Mickey bursts out of the house with Pluto and heads into the nearby woods to search for their Christmas tree. Chip ‘n Dale are in a nearby tree, and when they see Pluto, they, of course, begin torturing him by pelting him with acorns.
However, as karma would have it, Mickey winds up chopping down the pine tree that the two chipmunks live in and takes it into the house.
Mickey and Pluto decorate the tree with Christmas ornaments and lights, and Chip ‘n Dale find themselves inside the decorated Christmas tree. Here is where Pluto’s Christmas Tree includes animation that sparkles with seasonal magic as the chipmunks interact with the ornaments and lights (and live out so many childhood dreams of being able to play inside a Christmas tree).
Chip ‘n Dale also continues their torture of poor Pluto, who spots them within the tree, and tries to tell Mickey about the chipmunks (but his owner remains oblivious).
When Mickey leaves the room, Chip ‘n Dale escape the tree and make their way over the mantle of the fireplace, where, in an ingenious sight-gag moment, Dale attempts to disguise himself as a Santa candle.
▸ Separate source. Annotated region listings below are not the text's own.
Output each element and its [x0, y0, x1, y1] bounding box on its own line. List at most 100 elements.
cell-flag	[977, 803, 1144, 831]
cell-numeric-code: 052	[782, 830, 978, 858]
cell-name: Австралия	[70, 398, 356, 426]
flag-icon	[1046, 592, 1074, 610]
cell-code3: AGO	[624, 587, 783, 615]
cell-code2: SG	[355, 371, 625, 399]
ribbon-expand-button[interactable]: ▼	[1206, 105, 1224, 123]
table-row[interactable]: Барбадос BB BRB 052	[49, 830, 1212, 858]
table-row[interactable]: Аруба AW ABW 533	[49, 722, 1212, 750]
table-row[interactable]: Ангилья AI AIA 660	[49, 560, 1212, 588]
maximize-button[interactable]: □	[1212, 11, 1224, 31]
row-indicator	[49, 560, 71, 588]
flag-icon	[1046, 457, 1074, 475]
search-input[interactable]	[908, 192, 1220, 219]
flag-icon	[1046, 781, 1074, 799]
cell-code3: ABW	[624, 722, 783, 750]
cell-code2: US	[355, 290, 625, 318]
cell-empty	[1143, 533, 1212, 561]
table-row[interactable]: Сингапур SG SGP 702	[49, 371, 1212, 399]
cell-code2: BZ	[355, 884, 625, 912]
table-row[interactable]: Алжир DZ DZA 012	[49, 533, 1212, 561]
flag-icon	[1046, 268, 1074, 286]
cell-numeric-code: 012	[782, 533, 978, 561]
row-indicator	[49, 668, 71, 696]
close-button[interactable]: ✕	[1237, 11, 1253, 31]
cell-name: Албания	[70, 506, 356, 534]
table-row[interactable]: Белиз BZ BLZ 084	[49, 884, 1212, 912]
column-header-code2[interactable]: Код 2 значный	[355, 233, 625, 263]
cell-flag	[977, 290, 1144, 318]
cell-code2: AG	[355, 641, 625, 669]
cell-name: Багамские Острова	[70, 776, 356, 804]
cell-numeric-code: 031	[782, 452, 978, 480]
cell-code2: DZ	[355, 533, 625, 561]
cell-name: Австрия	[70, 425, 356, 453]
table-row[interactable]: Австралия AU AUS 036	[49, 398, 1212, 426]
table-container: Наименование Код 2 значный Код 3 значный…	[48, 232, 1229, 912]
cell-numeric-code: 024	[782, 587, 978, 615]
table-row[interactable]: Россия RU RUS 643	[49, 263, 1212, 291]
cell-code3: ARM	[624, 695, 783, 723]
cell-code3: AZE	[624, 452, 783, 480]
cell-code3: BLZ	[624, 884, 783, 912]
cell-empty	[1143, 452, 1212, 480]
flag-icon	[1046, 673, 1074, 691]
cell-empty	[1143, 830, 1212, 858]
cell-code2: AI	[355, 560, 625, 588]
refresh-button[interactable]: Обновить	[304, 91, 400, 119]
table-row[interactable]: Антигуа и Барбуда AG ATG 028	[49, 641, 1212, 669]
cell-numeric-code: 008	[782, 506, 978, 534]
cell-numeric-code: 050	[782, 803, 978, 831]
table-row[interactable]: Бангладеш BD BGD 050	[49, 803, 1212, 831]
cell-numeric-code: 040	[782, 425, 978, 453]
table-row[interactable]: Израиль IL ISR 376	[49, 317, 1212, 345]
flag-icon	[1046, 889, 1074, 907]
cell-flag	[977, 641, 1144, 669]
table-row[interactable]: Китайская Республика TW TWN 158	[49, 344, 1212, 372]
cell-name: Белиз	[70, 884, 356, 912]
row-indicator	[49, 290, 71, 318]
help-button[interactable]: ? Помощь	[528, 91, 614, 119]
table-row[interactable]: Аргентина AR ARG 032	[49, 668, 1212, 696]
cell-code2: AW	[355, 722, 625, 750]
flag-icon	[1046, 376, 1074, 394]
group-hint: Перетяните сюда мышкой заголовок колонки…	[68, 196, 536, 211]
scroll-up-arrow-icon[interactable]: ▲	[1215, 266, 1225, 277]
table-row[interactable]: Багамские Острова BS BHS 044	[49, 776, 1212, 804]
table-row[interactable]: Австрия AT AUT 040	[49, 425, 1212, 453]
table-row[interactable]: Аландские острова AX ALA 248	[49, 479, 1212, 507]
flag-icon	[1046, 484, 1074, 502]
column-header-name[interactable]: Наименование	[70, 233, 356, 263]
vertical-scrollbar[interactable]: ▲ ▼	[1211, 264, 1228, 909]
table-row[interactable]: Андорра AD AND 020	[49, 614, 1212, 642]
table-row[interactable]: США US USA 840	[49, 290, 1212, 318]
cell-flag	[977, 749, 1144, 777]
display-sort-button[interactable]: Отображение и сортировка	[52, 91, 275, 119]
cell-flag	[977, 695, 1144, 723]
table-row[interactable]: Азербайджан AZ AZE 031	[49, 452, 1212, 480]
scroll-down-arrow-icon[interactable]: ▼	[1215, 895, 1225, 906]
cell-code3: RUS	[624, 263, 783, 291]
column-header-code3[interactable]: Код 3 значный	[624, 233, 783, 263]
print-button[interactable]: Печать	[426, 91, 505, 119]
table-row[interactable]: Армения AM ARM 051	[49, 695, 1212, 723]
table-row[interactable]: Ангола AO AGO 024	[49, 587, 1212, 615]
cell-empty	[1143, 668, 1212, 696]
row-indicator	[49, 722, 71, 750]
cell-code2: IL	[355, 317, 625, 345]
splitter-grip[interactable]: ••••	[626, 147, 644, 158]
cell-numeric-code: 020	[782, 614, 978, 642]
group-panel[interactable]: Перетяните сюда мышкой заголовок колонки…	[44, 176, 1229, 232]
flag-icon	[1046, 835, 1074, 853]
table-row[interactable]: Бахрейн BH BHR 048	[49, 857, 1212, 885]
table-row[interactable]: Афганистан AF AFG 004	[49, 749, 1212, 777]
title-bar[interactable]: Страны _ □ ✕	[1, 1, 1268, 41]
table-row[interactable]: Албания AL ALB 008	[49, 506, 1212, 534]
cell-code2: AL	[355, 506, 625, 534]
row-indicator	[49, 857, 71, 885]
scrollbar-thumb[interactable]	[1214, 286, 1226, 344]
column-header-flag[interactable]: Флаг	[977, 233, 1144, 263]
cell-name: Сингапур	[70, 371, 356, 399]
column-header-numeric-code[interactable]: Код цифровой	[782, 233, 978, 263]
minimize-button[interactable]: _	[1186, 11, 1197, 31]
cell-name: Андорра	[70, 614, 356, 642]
After the wick on his head is lit by Mickey, Chip rushes over with the “snuffer” and puts the candle out.
This moment from Pluto’s Christmas Tree has become so famous it was re-created as an ornament by the Walt Disney Classics collection in 1997 and by Hallmark in 2016.
Eventually, in the short, Pluto chases Chip ‘n Dale into the tree, taking everything down. In a moment out of character, Mickey gets angry with Pluto, until he discovers Chip ‘n Dale in the tree (“Pluto! We have chipmunks in our tree!”). Pluto is frustrated and about to lash out until the sound of Christmas carolers is heard outside.
When they all look out, they see other members of Disney’s “Fab Five” making a cameo appearance, as Minnie, Donald, and Goofy are outside the house, caroling and singing “Deck the Halls.” Inside the house, Chip ‘n Dale join in, and Pluto “howls” the ending bars of the song but is cut off as Chip ‘n Dale slap a “Do Not Open Until Christmas” label over his mouth; in the short’s concluding gag.
Released on November 21st, 1952, Pluto’s Christmas Tree became well-known to many through its numerous showings on television, most famously as part of “From All of Us to All of You,” a Christmas episode of Disney’s anthology television series. It first aired on December 19, 1958, as part of Walt Disney Presents and then later as part of other Disney TV series iterations.
In the episode, Jiminy Cricket shows the viewers “Christmas cards” that have been received from friends. These cards then lead into clips from Disney short subjects and animated features. One of these cards was from Chip ‘n Dale, which segues into Pluto’s Christmas Tree.
The short was also a part of several home video compilations of classic Disney cartoons, allowing multiple generations to grow up with it during the holiday season.
Now, seventy-one years later, Pluto’s Christmas Tree is available in pristine glory on Disney+. Much like many Disney and Christmas traditions, it’s nice that this one continues year after year.